I’m still giddy from my New York City trip. I met and reconnected with some amazing people. During the Saturday evening Jack Kent Cooke Symposium I was given the opportunity to talk about publishing and getting a book published with other writers and an agent. The JKC recipients present a special audience to talk to as everyone of them has achieved something great and has proven that they have the fire in the belly for the field they study and indeed anything they choose to pursue.

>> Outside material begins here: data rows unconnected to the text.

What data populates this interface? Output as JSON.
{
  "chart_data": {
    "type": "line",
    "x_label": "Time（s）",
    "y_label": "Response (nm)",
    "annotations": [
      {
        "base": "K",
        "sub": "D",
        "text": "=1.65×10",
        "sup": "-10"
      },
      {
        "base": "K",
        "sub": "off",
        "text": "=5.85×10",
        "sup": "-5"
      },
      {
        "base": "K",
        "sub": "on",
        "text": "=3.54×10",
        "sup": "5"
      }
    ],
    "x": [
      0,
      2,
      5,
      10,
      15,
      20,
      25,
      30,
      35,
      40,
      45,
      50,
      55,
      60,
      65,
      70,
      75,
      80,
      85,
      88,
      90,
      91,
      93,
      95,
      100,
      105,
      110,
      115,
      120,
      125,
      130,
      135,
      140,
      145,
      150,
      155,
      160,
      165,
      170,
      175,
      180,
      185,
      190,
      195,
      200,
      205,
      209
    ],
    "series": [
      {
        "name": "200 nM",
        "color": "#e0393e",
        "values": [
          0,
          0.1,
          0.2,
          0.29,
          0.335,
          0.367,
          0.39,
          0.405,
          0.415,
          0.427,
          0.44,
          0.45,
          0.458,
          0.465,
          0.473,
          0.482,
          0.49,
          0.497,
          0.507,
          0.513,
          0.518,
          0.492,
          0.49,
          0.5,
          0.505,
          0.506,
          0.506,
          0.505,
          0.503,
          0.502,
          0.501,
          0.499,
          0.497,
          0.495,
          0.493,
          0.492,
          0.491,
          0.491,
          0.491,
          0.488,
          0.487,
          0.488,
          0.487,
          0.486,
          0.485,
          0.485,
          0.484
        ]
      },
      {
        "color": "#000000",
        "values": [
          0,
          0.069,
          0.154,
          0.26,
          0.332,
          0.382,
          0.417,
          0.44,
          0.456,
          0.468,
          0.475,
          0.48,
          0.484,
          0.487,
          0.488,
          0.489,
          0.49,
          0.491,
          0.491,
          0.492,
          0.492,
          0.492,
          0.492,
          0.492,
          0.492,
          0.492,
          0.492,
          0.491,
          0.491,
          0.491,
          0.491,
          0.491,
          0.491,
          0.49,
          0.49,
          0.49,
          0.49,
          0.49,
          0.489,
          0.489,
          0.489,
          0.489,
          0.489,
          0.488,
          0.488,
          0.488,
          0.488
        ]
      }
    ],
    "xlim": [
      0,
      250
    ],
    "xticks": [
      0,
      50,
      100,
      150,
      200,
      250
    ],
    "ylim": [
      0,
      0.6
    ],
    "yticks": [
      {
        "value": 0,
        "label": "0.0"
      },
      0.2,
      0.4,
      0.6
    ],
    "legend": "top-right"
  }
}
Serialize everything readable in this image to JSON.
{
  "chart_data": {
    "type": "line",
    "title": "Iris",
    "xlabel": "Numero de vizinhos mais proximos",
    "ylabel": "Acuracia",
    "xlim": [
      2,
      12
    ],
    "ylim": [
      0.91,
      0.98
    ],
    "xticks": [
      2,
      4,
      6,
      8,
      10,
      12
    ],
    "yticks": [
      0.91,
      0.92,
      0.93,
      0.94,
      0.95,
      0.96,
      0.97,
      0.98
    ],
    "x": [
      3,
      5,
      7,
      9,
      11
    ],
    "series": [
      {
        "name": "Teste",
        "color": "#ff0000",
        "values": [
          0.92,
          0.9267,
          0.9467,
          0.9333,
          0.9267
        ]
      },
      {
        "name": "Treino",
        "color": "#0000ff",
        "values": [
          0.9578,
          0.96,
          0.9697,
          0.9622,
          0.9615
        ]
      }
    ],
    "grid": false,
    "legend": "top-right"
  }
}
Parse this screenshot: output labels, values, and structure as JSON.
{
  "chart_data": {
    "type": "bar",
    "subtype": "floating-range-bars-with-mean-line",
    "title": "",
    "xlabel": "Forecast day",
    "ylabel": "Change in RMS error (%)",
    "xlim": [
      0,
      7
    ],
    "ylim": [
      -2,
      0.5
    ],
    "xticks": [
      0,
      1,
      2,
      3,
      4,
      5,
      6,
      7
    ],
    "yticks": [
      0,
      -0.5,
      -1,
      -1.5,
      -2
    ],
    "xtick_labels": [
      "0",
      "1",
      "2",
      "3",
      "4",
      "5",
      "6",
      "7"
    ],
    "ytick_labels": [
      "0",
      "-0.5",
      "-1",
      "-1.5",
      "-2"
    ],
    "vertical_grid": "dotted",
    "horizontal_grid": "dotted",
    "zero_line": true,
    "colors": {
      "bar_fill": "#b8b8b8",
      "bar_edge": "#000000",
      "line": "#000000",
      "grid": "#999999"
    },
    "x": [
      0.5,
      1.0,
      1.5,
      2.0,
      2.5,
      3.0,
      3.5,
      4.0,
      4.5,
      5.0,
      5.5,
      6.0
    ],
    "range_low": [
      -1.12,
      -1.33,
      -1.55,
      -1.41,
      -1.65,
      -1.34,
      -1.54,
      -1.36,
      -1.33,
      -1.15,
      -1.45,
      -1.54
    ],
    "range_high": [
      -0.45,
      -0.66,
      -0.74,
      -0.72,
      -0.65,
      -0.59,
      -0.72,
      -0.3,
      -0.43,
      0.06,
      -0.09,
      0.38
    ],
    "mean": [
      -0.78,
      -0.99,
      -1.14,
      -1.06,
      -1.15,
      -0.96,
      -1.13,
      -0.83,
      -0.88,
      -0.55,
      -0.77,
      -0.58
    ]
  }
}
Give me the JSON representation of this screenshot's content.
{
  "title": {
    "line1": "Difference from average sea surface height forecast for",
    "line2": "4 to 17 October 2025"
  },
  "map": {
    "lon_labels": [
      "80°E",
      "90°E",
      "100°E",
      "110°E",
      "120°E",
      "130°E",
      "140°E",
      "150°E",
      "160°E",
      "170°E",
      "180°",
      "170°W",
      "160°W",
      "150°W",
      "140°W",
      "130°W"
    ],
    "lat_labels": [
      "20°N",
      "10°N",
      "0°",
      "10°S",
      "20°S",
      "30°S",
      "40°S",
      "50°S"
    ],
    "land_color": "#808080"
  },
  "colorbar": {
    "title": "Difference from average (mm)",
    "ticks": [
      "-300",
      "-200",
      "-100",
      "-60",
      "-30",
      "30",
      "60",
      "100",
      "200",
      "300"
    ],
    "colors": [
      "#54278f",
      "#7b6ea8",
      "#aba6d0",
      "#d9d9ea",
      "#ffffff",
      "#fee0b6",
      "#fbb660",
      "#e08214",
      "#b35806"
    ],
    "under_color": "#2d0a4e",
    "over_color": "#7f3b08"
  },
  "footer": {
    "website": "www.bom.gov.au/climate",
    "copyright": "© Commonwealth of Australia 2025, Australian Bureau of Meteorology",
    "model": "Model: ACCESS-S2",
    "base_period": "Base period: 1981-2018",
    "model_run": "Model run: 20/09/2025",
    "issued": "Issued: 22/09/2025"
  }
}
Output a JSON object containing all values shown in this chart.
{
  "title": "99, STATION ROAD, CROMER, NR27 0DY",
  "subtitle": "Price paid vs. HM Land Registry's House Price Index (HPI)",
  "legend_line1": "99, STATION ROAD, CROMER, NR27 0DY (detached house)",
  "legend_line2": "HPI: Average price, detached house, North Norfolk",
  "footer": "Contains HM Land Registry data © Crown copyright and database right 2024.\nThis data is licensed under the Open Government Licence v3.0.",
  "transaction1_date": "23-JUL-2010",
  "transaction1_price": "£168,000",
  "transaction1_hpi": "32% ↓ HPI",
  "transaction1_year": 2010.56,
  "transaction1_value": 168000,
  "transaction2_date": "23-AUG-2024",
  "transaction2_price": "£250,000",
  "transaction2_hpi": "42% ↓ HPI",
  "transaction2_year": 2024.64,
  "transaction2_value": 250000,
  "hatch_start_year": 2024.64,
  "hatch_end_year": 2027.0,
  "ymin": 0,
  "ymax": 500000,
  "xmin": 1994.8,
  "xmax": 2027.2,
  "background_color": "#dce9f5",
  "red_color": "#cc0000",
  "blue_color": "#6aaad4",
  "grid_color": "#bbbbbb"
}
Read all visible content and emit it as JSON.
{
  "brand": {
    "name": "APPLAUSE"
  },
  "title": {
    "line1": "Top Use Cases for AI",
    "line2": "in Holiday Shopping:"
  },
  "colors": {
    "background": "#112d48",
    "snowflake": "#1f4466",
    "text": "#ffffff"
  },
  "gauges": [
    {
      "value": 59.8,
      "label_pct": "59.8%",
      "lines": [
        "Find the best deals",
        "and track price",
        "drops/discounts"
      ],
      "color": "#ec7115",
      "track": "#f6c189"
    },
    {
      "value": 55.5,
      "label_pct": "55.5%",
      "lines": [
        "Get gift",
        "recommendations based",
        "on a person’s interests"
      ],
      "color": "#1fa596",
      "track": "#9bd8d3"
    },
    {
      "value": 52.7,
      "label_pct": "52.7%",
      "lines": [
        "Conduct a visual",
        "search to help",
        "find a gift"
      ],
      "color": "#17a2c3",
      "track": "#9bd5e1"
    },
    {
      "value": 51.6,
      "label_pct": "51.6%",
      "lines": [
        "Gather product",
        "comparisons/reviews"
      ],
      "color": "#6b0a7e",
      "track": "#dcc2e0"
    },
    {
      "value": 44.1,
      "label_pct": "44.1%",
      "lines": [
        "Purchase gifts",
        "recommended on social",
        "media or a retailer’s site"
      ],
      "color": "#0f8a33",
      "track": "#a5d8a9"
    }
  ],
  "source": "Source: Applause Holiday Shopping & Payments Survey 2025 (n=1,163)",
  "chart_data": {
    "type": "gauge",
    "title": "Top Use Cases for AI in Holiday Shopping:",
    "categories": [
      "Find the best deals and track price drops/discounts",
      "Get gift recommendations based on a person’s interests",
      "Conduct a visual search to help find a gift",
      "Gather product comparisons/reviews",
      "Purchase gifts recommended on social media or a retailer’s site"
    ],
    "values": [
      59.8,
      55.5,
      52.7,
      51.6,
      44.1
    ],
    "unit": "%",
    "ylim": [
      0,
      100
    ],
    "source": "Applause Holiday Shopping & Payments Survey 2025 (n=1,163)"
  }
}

As I prepared for what I might talk about I thought of creativity. In 2011 I was driving across the flat expanse of southern Kansas head toward Holcomb when NPR’s Radiolab came on. Elizabeth Gilbert author of Eat, Pray, Love began to talk of creativity and what she had learned from Tom Waits working on a 2002 GQ interview, “Play It Like Your Hair’s On Fire.” I came away with a different way of talking about producing creative works or problem solving in general. I’ve never believed in writer’s block. Sure sometimes it’s harder than other times and sure the quality can be suspect, but when I have a deadline I feel morally compelled to make it whether it was for a class or a submission. Waits takes no crap from muses.
“There are songs, he said, that need to be bullied. He said he’s been in the studio working on a song and the whole album is done and this one song won’t give itself over and — everyone’s gotten used to seeing him do things like this — he’ll march up and down the studio talking to the song, saying ‘The rest of the family is in the car! We’re all going on vacation! You coming along or not? You’ve got 10 minutes or else you’re getting left behind!’”
or
“he was driving down the eight lane freeway in LA when suddenly a melody came into his head. Because he was driving he had no pen or paper, no recorder, no way of capturing this tiny, beautiful bit of music that had magically appeared. His frustration and disappointment at his inability to capture the music brought to the fore the kind of artistic insecurities we all go through from time to time. But then, all of a sudden, he looked up at the sky and said ‘Excuse me. Can you not see that I’m driving? If you’re serious about wanting to exist then I spend eight hours a day in the studio. You’re welcome to come and visit me when I’m sitting at my piano. Otherwise, leave me alone and go bother Leonard Cohen’.”
He said “the best songs of all are those that enter you ‘like dreams taken through a straw. In those moments, all you can be, ‘Waits says,’ is grateful’.”
Happy Thanksgiving, now go out and create something.
http://www.tomwaitsfan.com/tom%20waits%20library/www.tomwaitslibrary.com/interviews.html
http://www.radiolab.org/2011/mar/08/me-myself-and-muse/0
I really like that attitude to “the muse.” I tried to “like” this post, but it won’t accept my affection.
lucewriter: I wonder why the like button didn’t work. Hmmm. I’m still trying to figure out all the intricacies of blogging. Thanks for reading, commenting and liking, though. I do appreciate it.